The method of structured storage takes over all these questions. It appeared in the 1980s, but there has been a recent increase in the use of this method as a method of storage in databases. In its initial application of the file system, it suffers from certain deficiencies that prevent widespread proliferation, but as we see it, they are not so important for the DSB, and a structured warehouse magazine has added value to the database.

The basis for the organization of a structured data repository system, as the name indicates, is a magazine, that is, everything is done through a consistent recording of data. Every time you have new records, instead of finding a place for him on the CD, you just add it at the end of the magazine. Data induction is done by processing metadata: metadata is also updated in the journal. This may seem ineffective, but on the disk of index structure, B-derives tend to be very broad, so the number of index knots we need to be updated with each record is usually very small. Let's see a simple example. We will begin with magazines containing only one data element, as well as the node index, which refers to it:

It's okay. Now let's say we want to add a second element. We add a new element at the end of the magazine and an updated version of the index:

The reference record with the index (A) is still in the file, but it is no longer in use: it has been replaced by a new entry A', which relates to the original copy of the Foo, as well as to the new recording of Bar. When you want to read from our file system, we find an index of the root node and use it as it would be in any other system.

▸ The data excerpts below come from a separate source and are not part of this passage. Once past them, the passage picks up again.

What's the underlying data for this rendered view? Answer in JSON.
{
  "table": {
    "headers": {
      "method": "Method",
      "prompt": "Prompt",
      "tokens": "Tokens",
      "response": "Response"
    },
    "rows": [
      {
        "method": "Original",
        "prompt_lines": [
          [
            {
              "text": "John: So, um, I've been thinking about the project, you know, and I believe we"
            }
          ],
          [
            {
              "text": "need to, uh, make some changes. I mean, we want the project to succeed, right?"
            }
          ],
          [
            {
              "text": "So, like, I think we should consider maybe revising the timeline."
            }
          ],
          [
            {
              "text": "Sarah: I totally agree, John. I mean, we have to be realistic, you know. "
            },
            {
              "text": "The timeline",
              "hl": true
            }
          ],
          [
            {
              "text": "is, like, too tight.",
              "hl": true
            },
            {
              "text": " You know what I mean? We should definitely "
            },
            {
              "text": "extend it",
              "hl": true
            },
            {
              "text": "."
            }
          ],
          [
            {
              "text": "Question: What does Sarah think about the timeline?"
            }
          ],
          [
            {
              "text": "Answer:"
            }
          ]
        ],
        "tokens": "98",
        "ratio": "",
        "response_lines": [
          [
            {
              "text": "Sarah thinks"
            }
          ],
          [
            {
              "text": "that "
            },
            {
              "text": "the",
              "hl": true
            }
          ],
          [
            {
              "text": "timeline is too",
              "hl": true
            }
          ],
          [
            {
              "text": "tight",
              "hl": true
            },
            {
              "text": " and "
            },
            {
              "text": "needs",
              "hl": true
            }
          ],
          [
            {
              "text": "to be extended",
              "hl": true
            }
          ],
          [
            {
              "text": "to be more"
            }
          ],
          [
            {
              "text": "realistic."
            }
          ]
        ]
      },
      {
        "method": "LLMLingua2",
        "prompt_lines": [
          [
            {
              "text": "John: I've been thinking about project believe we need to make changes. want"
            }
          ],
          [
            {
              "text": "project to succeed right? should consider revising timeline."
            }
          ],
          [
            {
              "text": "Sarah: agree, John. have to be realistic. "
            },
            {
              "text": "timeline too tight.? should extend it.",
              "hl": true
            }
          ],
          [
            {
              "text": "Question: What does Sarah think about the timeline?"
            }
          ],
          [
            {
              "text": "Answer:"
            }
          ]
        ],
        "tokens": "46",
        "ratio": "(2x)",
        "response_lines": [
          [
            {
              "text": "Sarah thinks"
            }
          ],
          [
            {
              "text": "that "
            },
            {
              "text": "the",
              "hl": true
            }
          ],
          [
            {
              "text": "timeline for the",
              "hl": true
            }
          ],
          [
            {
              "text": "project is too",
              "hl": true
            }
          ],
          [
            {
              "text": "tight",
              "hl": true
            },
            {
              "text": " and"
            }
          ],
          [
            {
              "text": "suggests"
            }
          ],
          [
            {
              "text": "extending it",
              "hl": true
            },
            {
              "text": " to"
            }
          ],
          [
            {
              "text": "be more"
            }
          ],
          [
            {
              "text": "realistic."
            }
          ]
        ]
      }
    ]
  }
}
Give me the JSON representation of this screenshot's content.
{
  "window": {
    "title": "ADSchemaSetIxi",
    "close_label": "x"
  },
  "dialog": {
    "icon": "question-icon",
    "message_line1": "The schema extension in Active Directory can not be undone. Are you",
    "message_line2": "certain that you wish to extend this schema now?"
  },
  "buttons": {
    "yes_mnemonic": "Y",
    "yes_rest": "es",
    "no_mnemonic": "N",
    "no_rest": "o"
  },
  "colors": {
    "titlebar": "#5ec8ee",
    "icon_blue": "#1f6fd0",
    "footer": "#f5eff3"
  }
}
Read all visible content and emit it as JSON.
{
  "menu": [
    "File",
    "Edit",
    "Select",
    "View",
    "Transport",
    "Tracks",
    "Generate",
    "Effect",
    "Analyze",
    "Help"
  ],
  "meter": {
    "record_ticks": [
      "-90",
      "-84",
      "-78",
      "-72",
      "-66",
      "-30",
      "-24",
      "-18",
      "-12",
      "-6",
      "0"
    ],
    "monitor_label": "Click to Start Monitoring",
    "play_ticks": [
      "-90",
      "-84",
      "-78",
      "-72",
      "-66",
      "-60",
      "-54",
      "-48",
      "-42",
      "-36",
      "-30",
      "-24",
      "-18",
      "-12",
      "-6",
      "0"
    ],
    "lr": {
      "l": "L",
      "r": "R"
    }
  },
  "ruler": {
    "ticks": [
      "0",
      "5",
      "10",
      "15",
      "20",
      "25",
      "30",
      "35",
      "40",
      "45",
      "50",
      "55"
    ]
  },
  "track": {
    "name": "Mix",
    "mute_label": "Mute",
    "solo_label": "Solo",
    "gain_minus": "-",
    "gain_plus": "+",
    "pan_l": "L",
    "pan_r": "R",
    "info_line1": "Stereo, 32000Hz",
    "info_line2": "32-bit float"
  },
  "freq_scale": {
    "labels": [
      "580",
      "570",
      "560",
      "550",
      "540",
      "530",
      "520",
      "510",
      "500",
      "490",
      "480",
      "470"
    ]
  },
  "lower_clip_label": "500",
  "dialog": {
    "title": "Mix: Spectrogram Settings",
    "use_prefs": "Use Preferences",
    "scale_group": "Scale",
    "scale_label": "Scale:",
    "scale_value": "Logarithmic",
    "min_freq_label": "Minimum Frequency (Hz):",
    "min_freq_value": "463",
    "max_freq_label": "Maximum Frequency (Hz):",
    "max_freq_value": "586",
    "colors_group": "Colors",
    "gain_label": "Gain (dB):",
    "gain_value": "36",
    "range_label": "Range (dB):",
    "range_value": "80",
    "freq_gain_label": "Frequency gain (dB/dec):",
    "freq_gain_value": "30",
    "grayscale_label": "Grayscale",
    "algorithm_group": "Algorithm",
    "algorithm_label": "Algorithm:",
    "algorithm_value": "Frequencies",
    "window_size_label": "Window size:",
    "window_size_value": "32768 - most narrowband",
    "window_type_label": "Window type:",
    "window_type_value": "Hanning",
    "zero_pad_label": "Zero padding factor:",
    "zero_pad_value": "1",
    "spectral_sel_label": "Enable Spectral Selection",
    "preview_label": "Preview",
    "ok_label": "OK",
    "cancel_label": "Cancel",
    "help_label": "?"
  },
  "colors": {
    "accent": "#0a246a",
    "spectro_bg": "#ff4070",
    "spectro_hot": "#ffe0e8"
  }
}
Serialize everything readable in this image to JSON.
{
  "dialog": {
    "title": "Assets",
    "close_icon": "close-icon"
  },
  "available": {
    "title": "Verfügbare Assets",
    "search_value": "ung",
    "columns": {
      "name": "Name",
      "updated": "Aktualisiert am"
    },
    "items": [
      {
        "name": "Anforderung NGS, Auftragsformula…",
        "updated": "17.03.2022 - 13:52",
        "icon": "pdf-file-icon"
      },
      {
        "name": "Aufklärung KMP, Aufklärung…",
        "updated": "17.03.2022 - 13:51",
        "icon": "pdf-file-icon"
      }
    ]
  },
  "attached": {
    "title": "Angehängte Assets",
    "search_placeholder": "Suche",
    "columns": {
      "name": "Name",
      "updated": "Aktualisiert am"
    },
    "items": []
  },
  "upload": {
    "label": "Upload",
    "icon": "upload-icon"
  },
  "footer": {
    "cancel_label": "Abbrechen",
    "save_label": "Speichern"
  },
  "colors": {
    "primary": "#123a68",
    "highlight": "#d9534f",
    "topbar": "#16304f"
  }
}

Rapid search for the root index. With a simple approach, you could just look at the last block in the magazine, because the last thing we write is always the root index. However, this is not ideal, as it is possible that at the time of reading the index, another process adds to the middle of the magazine. We can avoid this with a single block, say, at the beginning of the magazine, which contains an index to the current root knot. Every time we update the magazine, we'll rewrite the first record to make sure it points to the new root knot.

Next, let's see what happens when we update the element. Let's say we change the Foo:

We started recording a completely new copy of the Foo at the end of the magazine. Then we updated the nodes index (only in this example) and also recorded it at the end of the magazine. Once again, the old copy of the Foo remains in the magazine, but the updated index just doesn't refer to it anymore.

You must have realized that this system is not sustainable indefinitely. At some point, old data will just be in space. In the file system, it's seen as a ring buffer, a retrieval of old data. When that happens, the data that remain in force is simply added to the magazine again, as if they were just recorded and not the necessary old copies will be rewritten.